Survival thriller’s live and die by the level of threat and the performance of the central cast. Luckily for The Grey it gets it half right. Liam Neeson’s central performance of a man on the edge, close to suicide at the beginning until the crash gives him a reason to live is moving and powerful. He is utterly convincing as the alpha male of the group and he provides all of the highlights. Faith too, gives a strong underlying theme to The Grey. One of Neeson’s standout scenes involves him almost at breaking point, shouting for God to help him only to then defiantely mutter “Fine, I’ll do it myself.”
The Grey drifts between pitch-black and blistering white snow-scapes that perfectly highlight the isolation of the survivors. It is a disappointment that from this promising start however that the wolves are simply not threatening enough. It’s an odd choice by Carnahan to create an almost horror-like edge to the wolves. They’re placed somewhere between werewolves and hell hounds and it’s no wonder that animal rights activists took objection to their portrayal.

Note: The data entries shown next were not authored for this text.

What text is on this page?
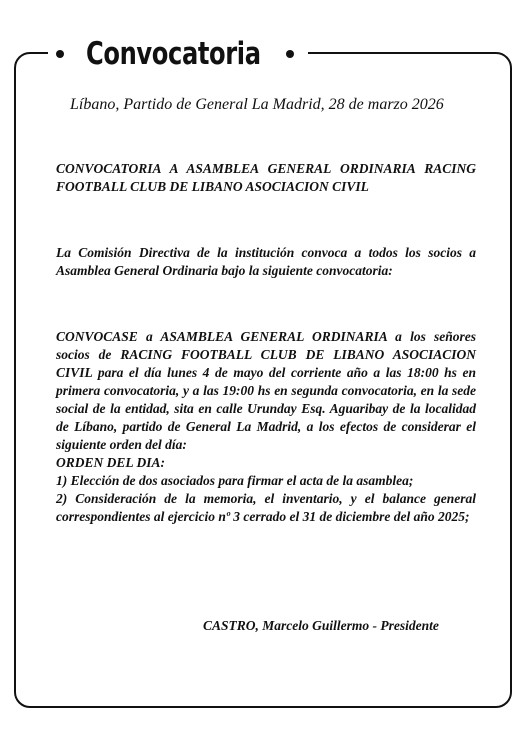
Convocatoria
Líbano, Partido de General La Madrid, 28 de marzo 2026
CONVOCATORIA A ASAMBLEA GENERAL ORDINARIA RACING FOOTBALL CLUB DE LIBANO ASOCIACION CIVIL
La Comisión Directiva de la institución convoca a todos los socios a Asamblea General Ordinaria bajo la siguiente convocatoria:
CONVOCASE a ASAMBLEA GENERAL ORDINARIA a los señores socios de RACING FOOTBALL CLUB DE LIBANO ASOCIACION CIVIL para el día lunes 4 de mayo del corriente año a las 18:00 hs en primera convocatoria, y a las 19:00 hs en segunda convocatoria, en la sede social de la entidad, sita en calle Urunday Esq. Aguaribay de la localidad de Líbano, partido de General La Madrid, a los efectos de considerar el siguiente orden del día:
ORDEN DEL DIA:
1) Elección de dos asociados para firmar el acta de la asamblea;
2) Consideración de la memoria, el inventario, y el balance general correspondientes al ejercicio nº 3 cerrado el 31 de diciembre del año 2025;
CASTRO, Marcelo Guillermo - Presidente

For a species that have only recently been taken off the endangered species list, to create a mythology around them of being vicious and evil seems like a staggering misstep. However in this obvious tale of faith, morality and good vs. evil, they did need a villain.
The makers of The Grey obviously understand marketing as well as they understand making films. A ‘film companion’ was released alongside the film, targeted at Christian groups that highlighted the film’s spiritual quality and the final third is when the quality really shines through, as Neeson gets closer and closer to his face-off with the ‘alpha wolf.’ It is such a shame that the first two thirds are so slow and plodding and rarely allow the audience to engage. There are not nearly enough edge-of-the-seat moments and far too many cliched lines of dialogue to achieve the level of gravitas that the film-makers were obviously aiming for.
So after an interesting opening five minutes there is an hour-long lull, before everybody gets their acts together for a beautiful finale.